I just saw that movie recently, and that drama just stays with you as they go towards that black hole. But in real life, we have only ever seen a blurry image of a black hole from telescopes that were revealed earlier this year. It looked like a glowing orange doughnut. Well, now NASA has produced a more dramatic version by creating a computer model of a black hole in 3D. Jeremy Schnittman is an astrophysicist with the Goddard Space Flight Center in Greenbelt, Md.

JEREMY SCHNITTMAN: It gives a better way to see the black hole from multiple angles, just like looking at a two-dimensional photograph versus a three-dimensional sculpture.

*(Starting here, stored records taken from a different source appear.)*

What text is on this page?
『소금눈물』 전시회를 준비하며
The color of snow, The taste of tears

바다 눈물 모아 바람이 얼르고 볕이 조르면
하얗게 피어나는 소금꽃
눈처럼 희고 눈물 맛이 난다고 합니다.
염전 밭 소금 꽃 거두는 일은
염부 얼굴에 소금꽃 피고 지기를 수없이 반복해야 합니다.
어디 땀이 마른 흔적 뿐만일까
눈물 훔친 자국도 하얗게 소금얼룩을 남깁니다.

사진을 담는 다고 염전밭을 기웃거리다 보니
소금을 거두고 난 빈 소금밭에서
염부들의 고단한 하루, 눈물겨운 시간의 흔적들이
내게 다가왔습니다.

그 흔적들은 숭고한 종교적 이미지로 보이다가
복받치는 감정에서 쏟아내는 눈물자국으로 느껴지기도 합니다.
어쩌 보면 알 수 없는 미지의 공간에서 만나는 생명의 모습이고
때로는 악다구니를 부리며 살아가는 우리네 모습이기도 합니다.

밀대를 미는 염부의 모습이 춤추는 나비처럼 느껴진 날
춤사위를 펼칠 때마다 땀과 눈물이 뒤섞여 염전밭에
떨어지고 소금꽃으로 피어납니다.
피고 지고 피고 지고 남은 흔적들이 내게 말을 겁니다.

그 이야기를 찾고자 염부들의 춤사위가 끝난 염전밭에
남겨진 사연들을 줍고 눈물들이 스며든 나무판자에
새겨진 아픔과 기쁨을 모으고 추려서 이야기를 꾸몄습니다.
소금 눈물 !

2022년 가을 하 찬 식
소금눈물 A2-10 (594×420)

KING: OK. So what does it look like?

SCHNITTMAN: It looks kind of like Saturn. There's a big circle in the middle surrounded by a very thin disc of gas.

GREENE: OK, Saturn. So he says the black hole itself is nearly invisible. The Saturn-like image is made of gases trapped by the black hole's gravitational pull. Schnittman says the new computer model is going to help scientists better understand how black holes work.

KING: Now, we should note that NASA's new image does look a lot like the black hole from "Interstellar." Schnittman says when it came out, people said, finally, NASA has caught up with Hollywood. Here's what he thinks.

SCHNITTMAN: We're honored that the beauty of the image compares to Hollywood, but we do believe the science is more accurate.

GREENE: Jeremy Schnittman is an astrophysicist with the Goddard Space Flight Center in Greenbelt, Md.